En 1991 déjà, une première exposition avait été consacrée à l’artiste norvégien. Intitulée Munch et la France, elle s’attachait plus particulièrement à ses années parisiennes. La dernière exposition qui lui a été consacrée en France (Centre Pompidou – Musée national d’art moderne, 2011) abordait sa création en prenant pour prisme son « œil moderne ». Cette présentation d’ampleur, dix ans plus tard, assume une dimension rétrospective, et embrassera l’ensemble de la carrière de l’artiste.
L’œuvre de Munch occupe en effet dans la modernité artistique une place charnière. Elle plonge ses racines dans le XIXème siècle pour s’inscrire pleinement dans le suivant. Plus encore, nous démontrerons à quel point son œuvre tout entière, est innervée par une vision du monde singulière. Celle-ci lui conférant une puissante dimension symboliste.

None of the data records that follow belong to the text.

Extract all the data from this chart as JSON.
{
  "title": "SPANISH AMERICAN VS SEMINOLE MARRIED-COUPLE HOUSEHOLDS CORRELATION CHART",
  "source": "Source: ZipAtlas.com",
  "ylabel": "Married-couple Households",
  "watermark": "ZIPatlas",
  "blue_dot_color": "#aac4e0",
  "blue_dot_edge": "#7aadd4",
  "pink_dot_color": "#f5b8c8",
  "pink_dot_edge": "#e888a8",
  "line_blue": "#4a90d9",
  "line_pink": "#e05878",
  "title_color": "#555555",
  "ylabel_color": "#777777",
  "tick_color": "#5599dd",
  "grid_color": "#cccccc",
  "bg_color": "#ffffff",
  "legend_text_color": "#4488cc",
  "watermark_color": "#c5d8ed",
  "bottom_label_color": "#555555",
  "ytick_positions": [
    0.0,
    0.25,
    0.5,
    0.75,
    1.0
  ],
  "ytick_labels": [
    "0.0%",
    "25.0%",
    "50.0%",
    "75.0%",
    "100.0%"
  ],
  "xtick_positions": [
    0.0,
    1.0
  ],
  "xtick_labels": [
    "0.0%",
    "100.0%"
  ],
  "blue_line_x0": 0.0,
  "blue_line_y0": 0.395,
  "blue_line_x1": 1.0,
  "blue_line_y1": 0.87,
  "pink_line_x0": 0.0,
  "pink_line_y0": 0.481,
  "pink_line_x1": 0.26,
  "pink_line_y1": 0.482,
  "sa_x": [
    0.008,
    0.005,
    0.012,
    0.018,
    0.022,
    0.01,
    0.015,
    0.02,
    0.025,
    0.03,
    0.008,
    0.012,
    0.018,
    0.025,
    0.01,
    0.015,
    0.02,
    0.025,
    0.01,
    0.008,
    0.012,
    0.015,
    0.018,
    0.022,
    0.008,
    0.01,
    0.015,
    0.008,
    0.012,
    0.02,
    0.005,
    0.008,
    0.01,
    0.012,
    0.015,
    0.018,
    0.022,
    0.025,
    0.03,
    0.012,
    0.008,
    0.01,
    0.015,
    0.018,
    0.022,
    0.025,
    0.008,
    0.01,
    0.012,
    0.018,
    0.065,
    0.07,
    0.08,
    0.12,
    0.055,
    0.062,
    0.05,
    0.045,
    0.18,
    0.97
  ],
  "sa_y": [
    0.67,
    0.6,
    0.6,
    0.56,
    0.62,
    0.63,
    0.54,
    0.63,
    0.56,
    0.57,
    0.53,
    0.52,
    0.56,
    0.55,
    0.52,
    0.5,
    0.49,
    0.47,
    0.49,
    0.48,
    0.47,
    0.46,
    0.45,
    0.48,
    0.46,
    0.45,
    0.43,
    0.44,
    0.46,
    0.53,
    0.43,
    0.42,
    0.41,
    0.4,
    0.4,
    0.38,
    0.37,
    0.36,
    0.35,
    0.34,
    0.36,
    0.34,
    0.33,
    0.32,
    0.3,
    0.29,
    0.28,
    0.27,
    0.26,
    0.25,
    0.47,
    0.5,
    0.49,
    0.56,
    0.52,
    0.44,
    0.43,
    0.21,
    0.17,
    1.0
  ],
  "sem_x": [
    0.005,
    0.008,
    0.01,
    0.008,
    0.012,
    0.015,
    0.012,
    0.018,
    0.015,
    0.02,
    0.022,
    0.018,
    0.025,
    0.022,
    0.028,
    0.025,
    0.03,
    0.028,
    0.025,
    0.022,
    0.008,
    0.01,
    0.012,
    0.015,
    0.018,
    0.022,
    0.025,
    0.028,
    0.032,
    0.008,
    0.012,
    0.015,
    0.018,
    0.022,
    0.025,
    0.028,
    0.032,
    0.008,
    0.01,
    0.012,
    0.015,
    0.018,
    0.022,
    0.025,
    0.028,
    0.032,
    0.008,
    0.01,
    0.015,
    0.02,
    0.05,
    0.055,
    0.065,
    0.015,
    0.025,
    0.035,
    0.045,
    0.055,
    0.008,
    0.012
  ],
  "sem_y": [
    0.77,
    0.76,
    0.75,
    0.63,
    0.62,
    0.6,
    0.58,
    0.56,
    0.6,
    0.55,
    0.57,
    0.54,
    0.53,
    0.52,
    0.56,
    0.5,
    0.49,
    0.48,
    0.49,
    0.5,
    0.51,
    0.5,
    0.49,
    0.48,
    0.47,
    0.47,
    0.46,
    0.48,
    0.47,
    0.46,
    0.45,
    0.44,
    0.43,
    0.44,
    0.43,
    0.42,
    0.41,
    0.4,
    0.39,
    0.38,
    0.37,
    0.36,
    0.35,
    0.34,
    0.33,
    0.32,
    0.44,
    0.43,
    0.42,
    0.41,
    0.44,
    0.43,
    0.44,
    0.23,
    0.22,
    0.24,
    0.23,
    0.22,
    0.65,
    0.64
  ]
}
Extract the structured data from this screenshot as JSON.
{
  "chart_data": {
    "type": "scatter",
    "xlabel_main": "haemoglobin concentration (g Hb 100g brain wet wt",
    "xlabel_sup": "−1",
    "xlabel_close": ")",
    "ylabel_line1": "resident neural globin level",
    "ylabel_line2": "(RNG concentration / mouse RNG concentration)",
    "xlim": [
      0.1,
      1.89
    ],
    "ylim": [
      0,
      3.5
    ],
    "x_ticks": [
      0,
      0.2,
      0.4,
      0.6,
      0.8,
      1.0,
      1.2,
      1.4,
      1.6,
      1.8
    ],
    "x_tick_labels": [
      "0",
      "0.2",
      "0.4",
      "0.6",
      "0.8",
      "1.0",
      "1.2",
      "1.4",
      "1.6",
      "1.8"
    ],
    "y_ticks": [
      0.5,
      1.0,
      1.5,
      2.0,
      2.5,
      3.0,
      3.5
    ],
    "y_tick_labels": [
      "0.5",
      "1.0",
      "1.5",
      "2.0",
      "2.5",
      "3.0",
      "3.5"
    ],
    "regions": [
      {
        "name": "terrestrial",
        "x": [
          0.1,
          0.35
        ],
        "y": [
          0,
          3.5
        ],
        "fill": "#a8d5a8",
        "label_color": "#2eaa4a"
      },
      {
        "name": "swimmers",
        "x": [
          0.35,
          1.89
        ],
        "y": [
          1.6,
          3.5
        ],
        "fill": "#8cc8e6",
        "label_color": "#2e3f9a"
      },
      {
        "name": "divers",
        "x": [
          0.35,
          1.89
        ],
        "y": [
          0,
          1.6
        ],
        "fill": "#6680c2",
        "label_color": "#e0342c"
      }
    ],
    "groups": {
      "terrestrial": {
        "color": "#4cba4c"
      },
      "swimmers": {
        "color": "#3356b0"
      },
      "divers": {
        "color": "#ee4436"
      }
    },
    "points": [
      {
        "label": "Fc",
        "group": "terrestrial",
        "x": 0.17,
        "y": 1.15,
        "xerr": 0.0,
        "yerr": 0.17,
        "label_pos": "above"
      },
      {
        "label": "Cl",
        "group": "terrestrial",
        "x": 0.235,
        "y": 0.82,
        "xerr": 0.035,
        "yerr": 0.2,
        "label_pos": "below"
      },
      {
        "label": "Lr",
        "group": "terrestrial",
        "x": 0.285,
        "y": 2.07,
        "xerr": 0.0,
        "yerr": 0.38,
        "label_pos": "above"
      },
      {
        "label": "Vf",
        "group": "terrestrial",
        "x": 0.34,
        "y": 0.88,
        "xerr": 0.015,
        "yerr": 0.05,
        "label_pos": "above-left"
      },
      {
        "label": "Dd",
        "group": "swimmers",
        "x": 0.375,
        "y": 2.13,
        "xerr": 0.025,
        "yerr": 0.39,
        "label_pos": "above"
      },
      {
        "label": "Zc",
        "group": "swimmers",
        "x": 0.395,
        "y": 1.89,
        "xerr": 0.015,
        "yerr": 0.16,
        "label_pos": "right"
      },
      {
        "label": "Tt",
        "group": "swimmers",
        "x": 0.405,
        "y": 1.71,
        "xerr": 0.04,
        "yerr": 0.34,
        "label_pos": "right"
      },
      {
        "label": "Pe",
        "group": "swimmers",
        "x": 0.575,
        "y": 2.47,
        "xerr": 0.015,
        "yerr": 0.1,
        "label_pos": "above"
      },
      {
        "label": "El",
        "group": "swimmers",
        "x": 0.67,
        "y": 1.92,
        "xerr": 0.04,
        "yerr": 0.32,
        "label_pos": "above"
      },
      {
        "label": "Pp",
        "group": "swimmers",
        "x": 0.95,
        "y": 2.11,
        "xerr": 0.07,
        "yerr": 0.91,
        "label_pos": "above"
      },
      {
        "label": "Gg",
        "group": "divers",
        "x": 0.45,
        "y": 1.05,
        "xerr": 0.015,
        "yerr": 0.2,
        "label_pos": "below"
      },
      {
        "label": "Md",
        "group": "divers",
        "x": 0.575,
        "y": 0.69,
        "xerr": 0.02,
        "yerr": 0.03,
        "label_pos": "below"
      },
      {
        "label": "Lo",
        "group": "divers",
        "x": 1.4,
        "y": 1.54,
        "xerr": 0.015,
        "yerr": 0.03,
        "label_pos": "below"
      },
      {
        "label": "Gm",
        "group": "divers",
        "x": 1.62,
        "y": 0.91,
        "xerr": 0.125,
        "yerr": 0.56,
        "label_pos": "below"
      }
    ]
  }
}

Edvard Munch l’exposition du symbolisme
Le symbolisme chez Munch ne se réduit pas aux quelques chefs-d’œuvre qu’il a créés dans les années 1890. L’historiographie traditionnelle a eu tendance à élever au rang d’icônes indépassables ces quelques œuvres. Quitte à dénigrer parfois sa production plus tardive, ou au contraire à voir en elles un expressionnisme précoce. Plutôt que d’opposer un symbolisme fin-de-siècle à un expressionnisme qui ancrerait Munch dans la scène moderne. Le musée d’Orsay a choisi une lecture globale de son œuvre mettant en avant sa grande cohérence. Le symbolisme chez Munch doit être lu comme l’épine dorsale de toute sa production artistique.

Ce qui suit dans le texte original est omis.